WALTER CRANE (1845-1915) A LARGE CACHE OF PENCIL ILLUSTRATIONS
some with colour, each on tracing type paper, most stamped 'Walter Crane Studio', some ppareantly for the 1887 book 'Legends for Lionel' approximately 300 in total
Illustrator, designer and artist Walter Crane trained as a wood-engraver and became a freelance illustrator in the 1860s, while also exhibiting at the Royal Academy. During the 1860s and ’70s Crane’s artistic output was prodigious. He produced hundreds of illustrations and cover designs for Edmund Evans’s cheap yellow-backs, and he designed the immensely popular children’s Toy Books for Evans and for George Routledge. He also designed ceramics, nursery tiles and wallpaper. Like his friend William Morris, Crane combined a strong social conscience with a design genius that catered to the taste of the Victorian middle classes.
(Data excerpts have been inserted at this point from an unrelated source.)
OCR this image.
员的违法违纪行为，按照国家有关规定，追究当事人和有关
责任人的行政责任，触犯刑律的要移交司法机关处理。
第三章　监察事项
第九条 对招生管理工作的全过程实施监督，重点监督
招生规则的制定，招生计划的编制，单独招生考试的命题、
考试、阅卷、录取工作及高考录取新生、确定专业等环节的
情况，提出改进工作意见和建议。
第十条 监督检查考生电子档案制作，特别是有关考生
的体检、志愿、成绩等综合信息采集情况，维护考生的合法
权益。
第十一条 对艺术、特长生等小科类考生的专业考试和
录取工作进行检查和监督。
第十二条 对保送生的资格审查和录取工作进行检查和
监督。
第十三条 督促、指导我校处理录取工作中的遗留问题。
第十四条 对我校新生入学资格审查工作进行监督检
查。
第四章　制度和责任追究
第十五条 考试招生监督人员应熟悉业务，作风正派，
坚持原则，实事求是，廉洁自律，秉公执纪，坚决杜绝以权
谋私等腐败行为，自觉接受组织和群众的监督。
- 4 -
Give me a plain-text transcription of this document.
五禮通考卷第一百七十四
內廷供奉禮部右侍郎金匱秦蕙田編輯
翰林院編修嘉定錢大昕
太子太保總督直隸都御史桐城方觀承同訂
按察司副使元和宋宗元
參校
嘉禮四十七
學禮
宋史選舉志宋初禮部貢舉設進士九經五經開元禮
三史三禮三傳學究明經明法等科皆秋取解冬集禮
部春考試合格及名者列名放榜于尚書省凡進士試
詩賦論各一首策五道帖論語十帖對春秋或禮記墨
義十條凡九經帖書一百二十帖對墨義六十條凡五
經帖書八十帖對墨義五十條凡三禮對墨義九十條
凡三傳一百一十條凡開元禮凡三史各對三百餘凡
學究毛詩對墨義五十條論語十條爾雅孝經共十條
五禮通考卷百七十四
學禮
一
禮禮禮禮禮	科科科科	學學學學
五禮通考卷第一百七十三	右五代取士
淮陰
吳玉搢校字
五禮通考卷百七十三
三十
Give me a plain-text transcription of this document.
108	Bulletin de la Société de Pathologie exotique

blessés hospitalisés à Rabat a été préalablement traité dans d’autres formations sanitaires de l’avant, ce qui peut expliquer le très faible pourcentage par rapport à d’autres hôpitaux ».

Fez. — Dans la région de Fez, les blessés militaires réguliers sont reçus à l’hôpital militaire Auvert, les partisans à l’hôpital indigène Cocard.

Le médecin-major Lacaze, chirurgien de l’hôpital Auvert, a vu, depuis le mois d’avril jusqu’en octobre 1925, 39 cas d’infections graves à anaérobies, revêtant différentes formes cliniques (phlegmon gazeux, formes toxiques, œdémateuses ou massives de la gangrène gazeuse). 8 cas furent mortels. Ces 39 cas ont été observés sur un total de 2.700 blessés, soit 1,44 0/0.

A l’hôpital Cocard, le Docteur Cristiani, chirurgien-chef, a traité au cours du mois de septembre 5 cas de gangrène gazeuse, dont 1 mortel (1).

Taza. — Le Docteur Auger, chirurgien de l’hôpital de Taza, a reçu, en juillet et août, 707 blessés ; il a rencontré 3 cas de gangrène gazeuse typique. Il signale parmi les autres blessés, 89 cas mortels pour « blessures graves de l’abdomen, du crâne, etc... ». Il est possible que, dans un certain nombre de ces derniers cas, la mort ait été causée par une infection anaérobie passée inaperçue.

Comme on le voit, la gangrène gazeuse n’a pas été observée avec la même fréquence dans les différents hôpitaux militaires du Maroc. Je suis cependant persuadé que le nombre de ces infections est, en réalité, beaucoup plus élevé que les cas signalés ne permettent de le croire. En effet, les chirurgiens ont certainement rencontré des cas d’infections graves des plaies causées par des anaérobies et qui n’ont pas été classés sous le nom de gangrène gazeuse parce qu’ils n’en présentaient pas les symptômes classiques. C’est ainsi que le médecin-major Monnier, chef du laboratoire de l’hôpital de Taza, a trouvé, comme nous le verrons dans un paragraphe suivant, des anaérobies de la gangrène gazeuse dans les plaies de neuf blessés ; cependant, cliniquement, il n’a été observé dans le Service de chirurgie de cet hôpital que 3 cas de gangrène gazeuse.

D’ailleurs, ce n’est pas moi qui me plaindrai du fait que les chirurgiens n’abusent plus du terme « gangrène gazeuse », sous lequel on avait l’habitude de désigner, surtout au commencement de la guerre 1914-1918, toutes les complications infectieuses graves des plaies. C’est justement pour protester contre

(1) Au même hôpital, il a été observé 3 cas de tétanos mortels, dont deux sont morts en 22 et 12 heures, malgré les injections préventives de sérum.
Inspired by Morris, Crane took up the socialist cause in the 1880s, first joining the Social Democratic Federation, then following Morris into the Socialist League. He was a founding member and president of both the Art Workers Guild and the Arts and Crafts Exhibition Society. He also had a profound influence on the teaching of art at Manchester School of Art and then as Principal of the Royal College of Art.